Inhabitants of the area around Toe-Tat-Ywa-Thit and Yin Ye villages, Ye Township, southern Mon State, are being forced to work as unpaid laborers on road repairs, report local sources. The forced labor began on September 17th, on the orders of Khaw Zar Sub-township People’s Development Council (PDC) chairman U Kyaw Moe and Kya Zay Ya, officer of Infantry Battalion No. 31.Villagers report that the sudden demand for labor to fix the thirty-two kilometer long road, which connects Ye Town with Khaw Zar Sub-township and was damaged by rainfall during the rainy season, has been triggered by an upcoming visit from an important official from Moulmein, Mon State‘s capital. “My village headmen warned us that we must finish repairing the road before the V.I.P trip from Moulmein,” said a source in Yin Ye.

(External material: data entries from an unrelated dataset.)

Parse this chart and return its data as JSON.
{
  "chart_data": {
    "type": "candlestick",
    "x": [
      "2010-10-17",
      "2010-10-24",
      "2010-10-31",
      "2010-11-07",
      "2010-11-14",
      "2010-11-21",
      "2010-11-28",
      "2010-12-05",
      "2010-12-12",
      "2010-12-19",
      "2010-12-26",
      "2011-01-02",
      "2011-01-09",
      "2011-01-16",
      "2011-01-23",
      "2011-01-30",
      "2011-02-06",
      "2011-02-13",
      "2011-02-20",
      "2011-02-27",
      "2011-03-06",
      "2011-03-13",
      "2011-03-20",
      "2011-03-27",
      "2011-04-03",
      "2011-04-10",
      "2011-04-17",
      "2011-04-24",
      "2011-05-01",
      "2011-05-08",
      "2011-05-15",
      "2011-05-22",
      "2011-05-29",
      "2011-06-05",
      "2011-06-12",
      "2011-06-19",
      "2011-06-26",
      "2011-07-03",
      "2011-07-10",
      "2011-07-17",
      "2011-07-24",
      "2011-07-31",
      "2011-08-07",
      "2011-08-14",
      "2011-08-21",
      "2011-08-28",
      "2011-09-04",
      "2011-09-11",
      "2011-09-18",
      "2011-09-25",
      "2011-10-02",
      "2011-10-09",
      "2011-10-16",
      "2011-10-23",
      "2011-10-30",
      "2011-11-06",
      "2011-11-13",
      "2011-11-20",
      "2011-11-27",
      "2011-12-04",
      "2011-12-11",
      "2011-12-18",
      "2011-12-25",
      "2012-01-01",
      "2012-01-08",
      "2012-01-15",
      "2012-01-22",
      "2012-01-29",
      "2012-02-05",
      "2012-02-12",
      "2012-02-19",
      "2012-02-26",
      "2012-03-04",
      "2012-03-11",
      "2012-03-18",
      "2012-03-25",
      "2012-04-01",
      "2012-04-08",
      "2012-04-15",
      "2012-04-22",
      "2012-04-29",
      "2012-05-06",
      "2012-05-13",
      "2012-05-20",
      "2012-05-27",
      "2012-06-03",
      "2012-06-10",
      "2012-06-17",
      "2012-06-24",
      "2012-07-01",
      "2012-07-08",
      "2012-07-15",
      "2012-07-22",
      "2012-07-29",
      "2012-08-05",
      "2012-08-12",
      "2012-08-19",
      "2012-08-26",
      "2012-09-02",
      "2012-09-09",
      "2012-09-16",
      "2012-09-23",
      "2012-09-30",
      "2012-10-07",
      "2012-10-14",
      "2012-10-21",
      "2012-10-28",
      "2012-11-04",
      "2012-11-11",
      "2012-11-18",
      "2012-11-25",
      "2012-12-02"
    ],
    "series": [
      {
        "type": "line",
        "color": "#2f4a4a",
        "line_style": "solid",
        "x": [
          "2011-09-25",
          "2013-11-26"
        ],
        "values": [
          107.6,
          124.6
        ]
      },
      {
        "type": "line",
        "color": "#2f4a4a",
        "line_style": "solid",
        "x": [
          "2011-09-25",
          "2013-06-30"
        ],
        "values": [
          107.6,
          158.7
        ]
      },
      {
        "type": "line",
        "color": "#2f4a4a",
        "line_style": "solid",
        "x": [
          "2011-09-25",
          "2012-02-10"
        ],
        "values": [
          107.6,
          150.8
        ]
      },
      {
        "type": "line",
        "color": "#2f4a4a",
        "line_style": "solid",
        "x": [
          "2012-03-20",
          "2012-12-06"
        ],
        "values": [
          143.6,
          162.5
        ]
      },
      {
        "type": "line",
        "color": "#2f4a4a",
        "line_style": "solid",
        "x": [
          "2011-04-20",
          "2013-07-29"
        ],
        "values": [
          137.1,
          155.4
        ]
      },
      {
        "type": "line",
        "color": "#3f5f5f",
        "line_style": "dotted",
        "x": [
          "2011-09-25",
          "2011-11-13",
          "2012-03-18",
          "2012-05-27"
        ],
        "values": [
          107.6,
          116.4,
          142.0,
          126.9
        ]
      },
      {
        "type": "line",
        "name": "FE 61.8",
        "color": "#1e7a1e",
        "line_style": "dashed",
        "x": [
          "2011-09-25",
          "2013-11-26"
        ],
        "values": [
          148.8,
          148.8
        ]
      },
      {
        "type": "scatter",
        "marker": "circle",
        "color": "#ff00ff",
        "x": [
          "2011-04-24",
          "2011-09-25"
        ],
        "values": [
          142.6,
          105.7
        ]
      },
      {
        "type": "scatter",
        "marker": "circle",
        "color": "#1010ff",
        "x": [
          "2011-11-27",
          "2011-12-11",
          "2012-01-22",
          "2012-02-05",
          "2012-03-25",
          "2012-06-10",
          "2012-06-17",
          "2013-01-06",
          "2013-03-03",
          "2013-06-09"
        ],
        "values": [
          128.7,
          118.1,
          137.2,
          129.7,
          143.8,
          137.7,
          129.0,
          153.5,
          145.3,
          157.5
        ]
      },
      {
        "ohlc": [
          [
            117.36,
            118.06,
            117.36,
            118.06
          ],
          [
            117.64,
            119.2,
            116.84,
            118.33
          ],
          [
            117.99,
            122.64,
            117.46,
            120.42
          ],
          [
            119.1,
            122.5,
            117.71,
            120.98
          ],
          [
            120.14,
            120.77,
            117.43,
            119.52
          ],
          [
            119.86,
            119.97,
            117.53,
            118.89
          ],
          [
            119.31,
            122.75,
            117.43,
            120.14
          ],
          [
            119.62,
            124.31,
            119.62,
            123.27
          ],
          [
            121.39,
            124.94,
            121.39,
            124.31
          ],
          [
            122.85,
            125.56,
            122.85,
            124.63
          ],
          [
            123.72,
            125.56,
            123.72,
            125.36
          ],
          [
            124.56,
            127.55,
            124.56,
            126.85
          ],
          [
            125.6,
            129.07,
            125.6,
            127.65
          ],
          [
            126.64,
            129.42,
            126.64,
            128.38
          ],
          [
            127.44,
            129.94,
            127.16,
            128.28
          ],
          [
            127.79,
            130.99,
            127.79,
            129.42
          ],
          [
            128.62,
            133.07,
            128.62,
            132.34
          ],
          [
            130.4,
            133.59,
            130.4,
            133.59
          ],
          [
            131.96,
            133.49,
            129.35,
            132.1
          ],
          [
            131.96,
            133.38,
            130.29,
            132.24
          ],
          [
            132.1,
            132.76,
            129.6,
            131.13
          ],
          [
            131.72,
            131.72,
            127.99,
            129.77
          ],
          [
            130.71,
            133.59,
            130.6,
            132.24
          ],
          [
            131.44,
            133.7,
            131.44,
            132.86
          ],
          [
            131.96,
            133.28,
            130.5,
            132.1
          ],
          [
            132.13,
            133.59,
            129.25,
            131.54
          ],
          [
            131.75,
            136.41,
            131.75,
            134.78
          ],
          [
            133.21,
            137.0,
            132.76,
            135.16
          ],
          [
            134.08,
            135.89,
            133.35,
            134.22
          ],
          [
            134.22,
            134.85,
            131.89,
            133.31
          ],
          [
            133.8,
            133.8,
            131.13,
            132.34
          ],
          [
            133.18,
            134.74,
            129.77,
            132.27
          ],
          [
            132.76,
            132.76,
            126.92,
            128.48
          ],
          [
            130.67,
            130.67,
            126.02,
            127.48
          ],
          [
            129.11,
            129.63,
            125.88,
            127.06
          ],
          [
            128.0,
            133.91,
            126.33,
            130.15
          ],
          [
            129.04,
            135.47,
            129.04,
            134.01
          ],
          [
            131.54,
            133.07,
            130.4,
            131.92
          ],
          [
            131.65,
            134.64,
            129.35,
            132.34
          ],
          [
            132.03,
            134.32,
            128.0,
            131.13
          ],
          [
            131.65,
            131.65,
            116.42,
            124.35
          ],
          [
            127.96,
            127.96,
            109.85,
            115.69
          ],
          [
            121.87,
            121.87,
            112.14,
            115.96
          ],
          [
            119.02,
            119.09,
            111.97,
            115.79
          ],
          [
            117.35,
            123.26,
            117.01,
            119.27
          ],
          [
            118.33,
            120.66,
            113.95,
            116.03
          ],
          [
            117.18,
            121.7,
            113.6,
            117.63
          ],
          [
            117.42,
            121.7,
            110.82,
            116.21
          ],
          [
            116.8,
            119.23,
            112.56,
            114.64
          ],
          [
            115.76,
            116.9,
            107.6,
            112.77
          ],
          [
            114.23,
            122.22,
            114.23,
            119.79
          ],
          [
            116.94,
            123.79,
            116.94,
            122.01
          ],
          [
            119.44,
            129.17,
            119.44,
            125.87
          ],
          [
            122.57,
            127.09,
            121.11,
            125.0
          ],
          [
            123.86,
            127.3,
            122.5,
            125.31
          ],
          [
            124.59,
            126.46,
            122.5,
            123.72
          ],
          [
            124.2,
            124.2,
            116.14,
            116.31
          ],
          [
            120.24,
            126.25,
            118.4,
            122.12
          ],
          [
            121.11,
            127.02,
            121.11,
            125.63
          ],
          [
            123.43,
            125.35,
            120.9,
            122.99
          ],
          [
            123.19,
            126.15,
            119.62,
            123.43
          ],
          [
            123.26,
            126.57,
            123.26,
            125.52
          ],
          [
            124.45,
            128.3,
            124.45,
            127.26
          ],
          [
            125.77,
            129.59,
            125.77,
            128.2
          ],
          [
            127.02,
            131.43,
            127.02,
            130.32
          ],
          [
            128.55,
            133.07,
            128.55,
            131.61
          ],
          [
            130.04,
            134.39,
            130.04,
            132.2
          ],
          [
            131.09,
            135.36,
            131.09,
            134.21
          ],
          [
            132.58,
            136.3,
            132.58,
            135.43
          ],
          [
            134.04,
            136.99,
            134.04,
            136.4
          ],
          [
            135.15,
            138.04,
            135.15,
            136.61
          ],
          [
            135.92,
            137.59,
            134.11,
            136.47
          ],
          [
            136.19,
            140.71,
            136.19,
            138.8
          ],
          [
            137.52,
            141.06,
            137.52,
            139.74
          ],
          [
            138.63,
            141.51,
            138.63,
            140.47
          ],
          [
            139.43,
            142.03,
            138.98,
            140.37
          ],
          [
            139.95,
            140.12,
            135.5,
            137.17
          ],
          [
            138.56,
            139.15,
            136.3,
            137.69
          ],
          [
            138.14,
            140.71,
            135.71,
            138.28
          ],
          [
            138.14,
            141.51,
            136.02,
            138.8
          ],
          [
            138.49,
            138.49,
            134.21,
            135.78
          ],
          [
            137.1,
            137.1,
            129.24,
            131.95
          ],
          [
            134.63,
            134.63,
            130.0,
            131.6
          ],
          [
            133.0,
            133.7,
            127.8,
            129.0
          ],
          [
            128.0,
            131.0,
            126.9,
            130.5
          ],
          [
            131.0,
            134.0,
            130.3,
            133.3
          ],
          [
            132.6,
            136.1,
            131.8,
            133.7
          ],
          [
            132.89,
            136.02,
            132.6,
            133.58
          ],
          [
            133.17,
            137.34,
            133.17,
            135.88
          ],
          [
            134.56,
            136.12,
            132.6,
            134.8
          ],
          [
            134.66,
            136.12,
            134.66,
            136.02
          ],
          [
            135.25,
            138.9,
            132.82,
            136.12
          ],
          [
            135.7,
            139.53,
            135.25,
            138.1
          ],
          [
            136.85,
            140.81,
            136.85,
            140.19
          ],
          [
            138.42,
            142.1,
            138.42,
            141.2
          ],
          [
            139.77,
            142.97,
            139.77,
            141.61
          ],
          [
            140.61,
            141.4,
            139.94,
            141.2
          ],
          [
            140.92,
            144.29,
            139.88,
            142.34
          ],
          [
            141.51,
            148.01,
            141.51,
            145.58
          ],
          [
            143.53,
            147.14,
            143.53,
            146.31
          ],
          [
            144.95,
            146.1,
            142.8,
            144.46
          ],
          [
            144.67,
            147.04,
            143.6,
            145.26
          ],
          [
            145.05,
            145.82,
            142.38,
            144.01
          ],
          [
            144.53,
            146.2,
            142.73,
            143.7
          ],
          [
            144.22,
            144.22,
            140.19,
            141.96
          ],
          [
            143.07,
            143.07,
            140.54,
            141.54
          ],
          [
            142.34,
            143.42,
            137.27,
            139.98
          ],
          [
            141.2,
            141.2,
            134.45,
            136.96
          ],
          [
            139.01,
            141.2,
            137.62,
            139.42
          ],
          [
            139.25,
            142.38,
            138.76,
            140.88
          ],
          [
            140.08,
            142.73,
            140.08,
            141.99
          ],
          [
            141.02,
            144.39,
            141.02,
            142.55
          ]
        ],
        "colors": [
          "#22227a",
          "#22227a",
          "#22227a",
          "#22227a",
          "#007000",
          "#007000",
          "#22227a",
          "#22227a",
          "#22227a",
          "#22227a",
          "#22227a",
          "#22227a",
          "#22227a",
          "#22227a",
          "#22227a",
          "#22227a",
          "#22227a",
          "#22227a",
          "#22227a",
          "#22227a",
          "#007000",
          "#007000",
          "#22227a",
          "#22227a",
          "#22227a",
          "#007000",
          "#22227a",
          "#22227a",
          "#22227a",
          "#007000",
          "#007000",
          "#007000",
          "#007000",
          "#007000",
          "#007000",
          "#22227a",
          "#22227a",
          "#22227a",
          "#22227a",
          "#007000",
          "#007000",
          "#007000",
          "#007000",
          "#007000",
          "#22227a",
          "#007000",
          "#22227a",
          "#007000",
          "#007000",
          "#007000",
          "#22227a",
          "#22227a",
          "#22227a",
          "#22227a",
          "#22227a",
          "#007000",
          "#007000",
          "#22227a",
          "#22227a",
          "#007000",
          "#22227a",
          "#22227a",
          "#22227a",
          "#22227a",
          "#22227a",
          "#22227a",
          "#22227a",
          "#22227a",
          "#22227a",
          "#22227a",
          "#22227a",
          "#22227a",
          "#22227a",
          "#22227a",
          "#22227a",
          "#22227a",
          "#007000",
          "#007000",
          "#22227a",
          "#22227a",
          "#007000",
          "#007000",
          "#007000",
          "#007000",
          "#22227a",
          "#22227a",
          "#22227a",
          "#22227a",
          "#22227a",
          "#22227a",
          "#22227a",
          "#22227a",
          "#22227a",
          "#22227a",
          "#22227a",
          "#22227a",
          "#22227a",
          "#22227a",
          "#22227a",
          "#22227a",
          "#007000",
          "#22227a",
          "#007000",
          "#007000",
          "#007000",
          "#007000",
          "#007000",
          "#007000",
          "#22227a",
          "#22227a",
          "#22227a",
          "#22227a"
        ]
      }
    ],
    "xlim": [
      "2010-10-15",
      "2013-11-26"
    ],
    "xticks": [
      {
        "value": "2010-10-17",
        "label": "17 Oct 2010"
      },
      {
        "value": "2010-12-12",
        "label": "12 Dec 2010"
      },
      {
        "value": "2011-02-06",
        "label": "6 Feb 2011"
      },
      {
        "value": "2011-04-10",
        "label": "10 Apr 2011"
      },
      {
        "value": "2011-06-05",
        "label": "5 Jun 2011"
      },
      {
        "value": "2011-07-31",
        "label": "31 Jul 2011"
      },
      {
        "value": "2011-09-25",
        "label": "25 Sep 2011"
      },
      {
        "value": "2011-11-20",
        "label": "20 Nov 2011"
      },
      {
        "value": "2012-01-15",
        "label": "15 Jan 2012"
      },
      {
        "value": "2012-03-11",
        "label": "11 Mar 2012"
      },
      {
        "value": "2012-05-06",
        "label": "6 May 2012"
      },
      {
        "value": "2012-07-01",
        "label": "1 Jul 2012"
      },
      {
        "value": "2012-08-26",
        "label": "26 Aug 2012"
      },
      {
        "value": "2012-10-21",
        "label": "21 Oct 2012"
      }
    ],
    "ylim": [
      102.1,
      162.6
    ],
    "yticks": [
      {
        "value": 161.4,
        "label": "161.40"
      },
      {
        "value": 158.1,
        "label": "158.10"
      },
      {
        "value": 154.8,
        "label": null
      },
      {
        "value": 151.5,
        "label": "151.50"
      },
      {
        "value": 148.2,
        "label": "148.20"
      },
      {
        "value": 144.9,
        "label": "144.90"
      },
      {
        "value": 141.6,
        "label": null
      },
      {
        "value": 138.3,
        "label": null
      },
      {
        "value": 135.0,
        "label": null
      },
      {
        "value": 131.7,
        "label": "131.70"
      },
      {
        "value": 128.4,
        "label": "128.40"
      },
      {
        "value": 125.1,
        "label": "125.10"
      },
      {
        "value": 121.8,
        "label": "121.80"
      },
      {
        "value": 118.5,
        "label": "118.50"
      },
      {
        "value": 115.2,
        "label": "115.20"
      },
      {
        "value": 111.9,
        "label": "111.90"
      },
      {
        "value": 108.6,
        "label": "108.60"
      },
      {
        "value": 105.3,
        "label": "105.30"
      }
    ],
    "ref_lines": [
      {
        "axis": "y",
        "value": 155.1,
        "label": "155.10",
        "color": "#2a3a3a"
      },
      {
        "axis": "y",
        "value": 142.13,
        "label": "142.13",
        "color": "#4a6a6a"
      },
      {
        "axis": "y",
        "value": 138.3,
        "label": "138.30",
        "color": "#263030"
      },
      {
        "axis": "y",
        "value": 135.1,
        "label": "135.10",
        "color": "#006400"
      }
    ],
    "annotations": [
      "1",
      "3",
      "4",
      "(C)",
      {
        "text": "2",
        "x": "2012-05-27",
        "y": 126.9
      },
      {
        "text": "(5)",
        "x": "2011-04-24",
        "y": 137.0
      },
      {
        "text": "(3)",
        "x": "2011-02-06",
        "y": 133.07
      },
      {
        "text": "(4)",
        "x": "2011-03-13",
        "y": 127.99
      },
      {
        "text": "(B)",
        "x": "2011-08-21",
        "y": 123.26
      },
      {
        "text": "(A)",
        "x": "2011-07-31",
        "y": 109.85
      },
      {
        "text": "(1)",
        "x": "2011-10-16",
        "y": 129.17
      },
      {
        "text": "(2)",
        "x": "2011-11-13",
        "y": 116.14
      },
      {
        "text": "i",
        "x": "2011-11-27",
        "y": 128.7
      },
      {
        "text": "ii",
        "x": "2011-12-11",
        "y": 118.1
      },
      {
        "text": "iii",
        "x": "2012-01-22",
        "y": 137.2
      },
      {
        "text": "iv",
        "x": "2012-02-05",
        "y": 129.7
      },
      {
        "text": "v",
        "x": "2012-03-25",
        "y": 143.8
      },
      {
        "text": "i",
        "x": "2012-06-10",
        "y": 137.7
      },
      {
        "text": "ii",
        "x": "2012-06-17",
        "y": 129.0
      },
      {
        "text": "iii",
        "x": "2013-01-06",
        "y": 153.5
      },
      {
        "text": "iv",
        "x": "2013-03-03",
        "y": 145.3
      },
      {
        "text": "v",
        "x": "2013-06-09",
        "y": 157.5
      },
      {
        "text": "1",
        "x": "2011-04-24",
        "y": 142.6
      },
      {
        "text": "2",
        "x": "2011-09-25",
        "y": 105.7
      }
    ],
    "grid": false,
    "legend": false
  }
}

Each household is responsible for fixing six square meters of road. If people do not participate in the road construction work, they have to pay a 10,000 kyat fine to the Army. “At lease one person per households must come and work or give the village PDC money to hire other laborers,” said a source.

According to Daw Nu Thar, a resident of Toe-Tat-Ywa-Thit, every household as opted to work instead of pay the fine. Toe-Tat-Ywa-Thit and Yin Ye villages are home to two hundred and four hundred households, respectively. HURFOM sources estimate that ninety households from Toe-Tat-Ywa-Thit and one hundred and twenty from Yin Ye village already provided their duty.

“We have had to dig soil, carry it in baskets to the road where it is used to build the road; people must go to work. If not we have to hire someone to go on behalf of us. We are not paid for our work and times, and we have to bring our own materials and food,” Daw Nu Thar said.

Owners of bullock carts in Yin Ye have also been forced to transport workers to the work sites or to a nearby stream, from which villagers must gather stones and sand. “We have to be at the work site from nine am until five pm, working or providing transportation for villagers gathering stones and sand. It is easy to grab the sand, which is available in the stream near the village. But it takes a long time to collect stones because they’re only available at the top of the stream, which is just under two kilometers from the village,” said Nai Cho, 45, a bullock cart owner from Yin Ye.

“A person who get to work site late may be punished and forced to work another day,” said a source from Toe-Tat-Twa-Thit. Each household has to finish their section of road, which villagers report usually takes two and a half days.

The unpaid labor violates the International Labor Organization’s Convention on Forced Labor, to which Burma is a signatory. It is also having economic consequences for villagers, as it is keeping them from their fields during a crucial harvest period. “I have a lot of my own work to do during these days. I am a betel nut farmer, and this month is very important for me to produce betel nuts. Most nuts are ripe and it is the time to pick them, but I am forced to work here and I don’t think my wife can finish all the work on the plantation alone,” said Nai Nyein, 32, a resident of Yin Ye. Failure to pick the betel nuts in time means they will become over ripe, fetching a lower market price.

Nai Nyein added that, three months ago, his spouse, Ma Maw, 30, was forced to work as an unpaid laborer making repairs to the village’s entry road. Her experience, as well as the more recent demand for unpaid labor, is not an isolated incident. IB No. 31 is notorious for human rights violations, and HUFROM has documented a variety of other instances of forced labor and land confiscation.